Os eletrodos devem estar bem fixados ao tecido tratado
Colocação dos eletrodos
Para evitar irritação da pele como eritema embaixo ou ao redor dos eletrodos aplique-os em locais diferentes a cada
dia . Deve ser dada preferência às colocações de eletrodos que cubram automaticamente as regiões dolorosas.
Unilateral: colocação em um dos lados de uma articulação, da coluna, da face, da cabeça, ou de uma extremidade.
Pode ser realizada com um ou dois eletrodos.
Bilateral: os eletrodos de um ou dois canais são colocados em ambos os lados da coluna, da face, da cabeça ou das
articulações.

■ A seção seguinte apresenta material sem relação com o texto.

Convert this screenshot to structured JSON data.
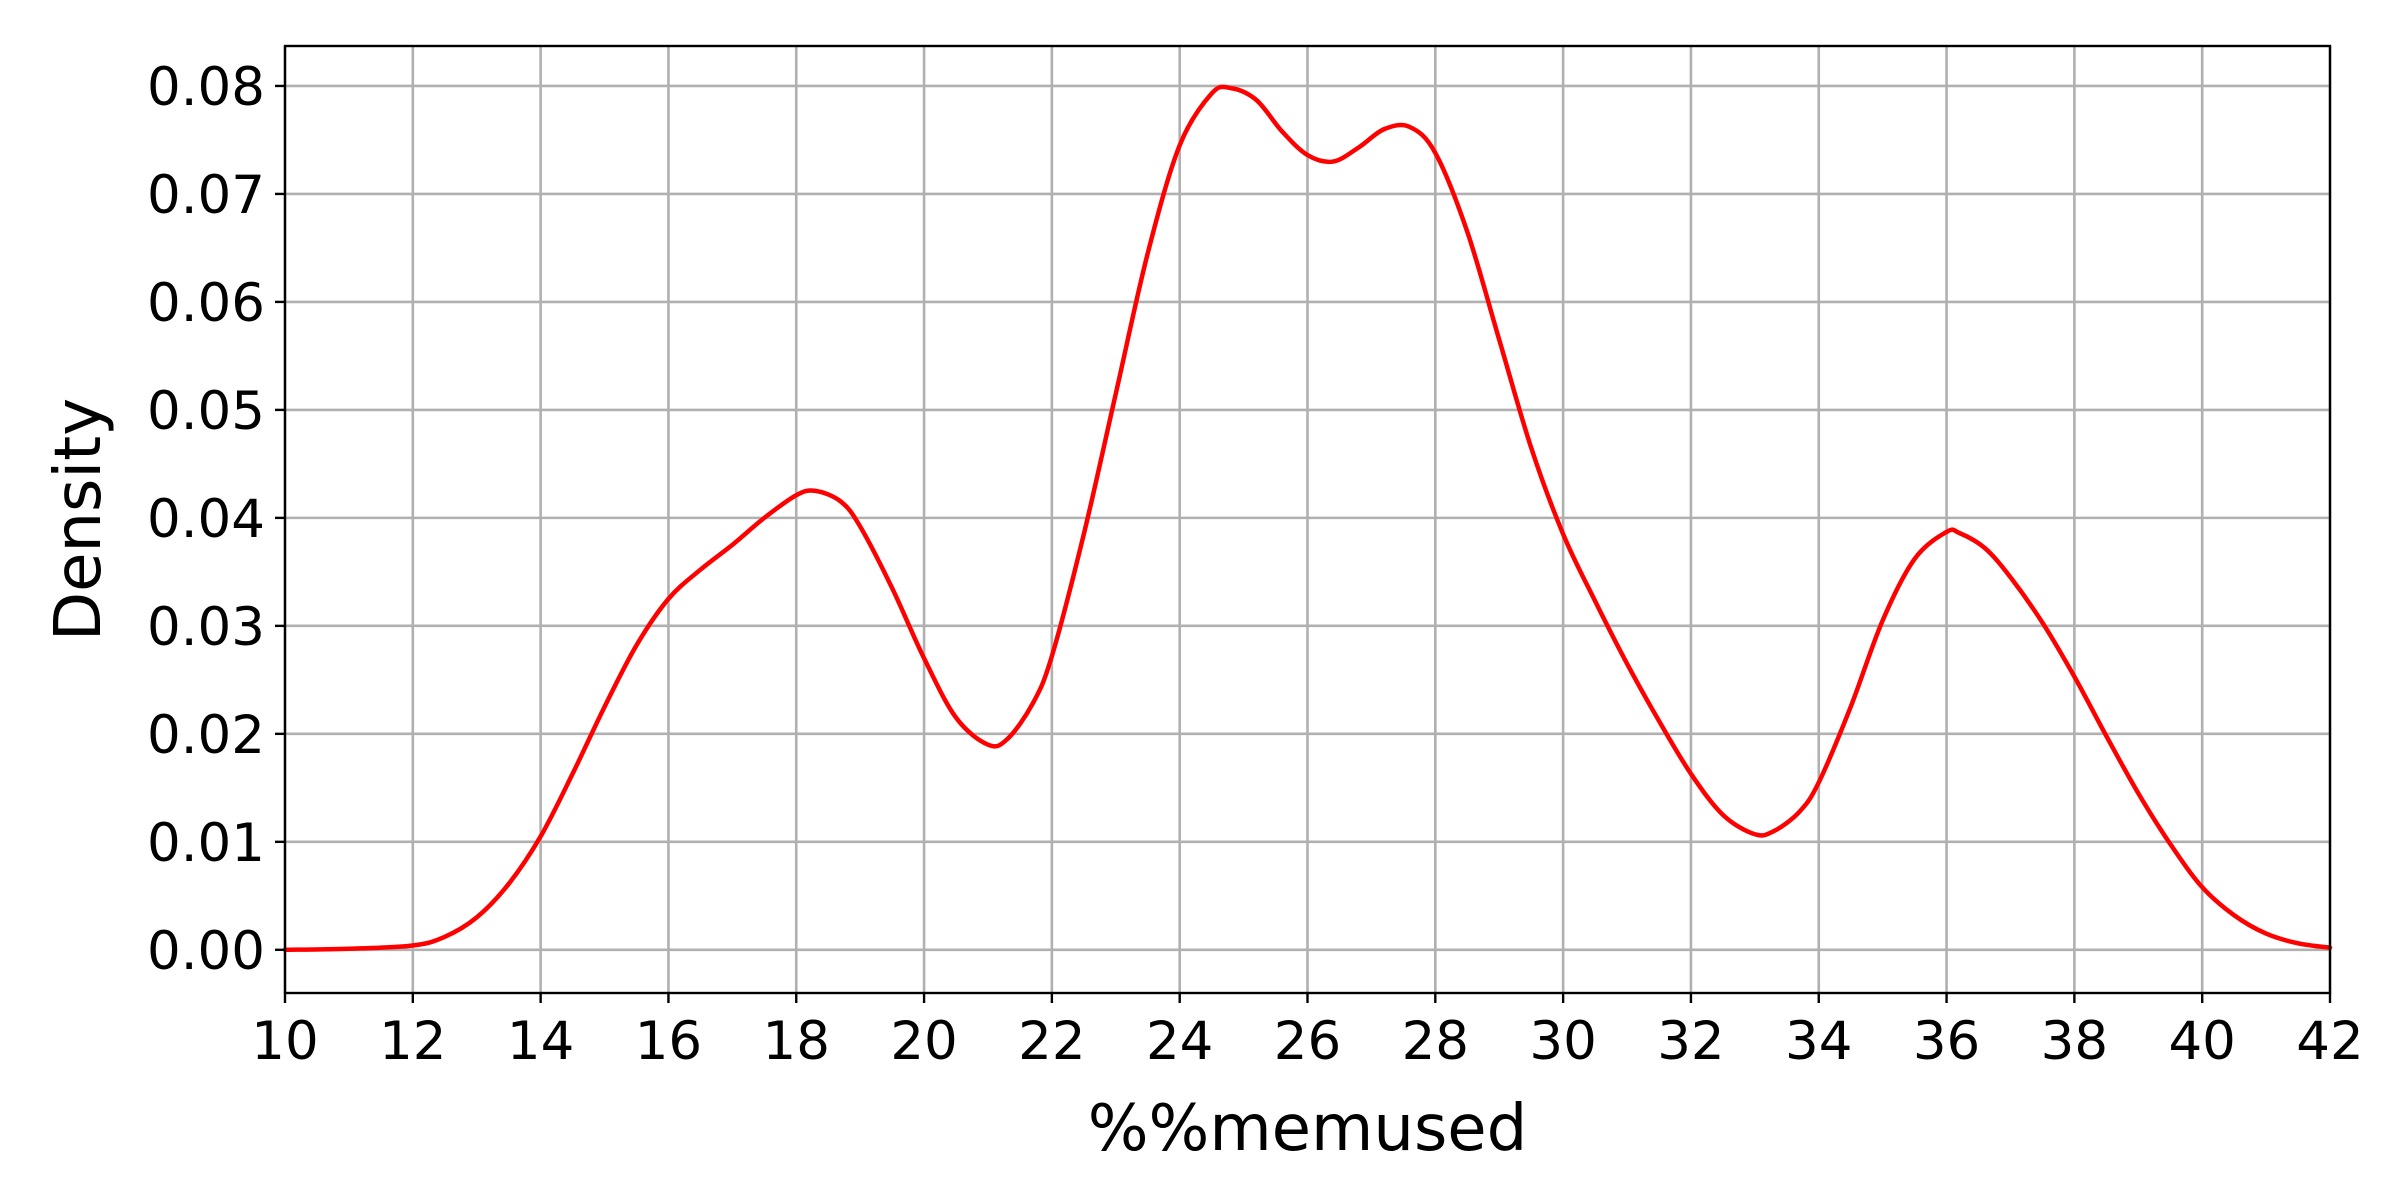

Com dois canais, um par pode ser colocado no lado oposto ou outro par, ou de forma a estimular um
determinado nervo periférico em extremidades opostas. Obs: um canal pode ser utilizado para estimular o sítio de
dor relacionado e o outro canal, um sítio não relacionado.
Proximal: todos os eletrodos são colocados acima do nível da lesão. Eficiente nas lesões de nervos medulares e na
dor de membro fantasma.
Distal: envolve pelo menos a colocação de um eletrodo na periferia da dor referida para assegurar a percepção da
parestesia através de toda a região dolorosa.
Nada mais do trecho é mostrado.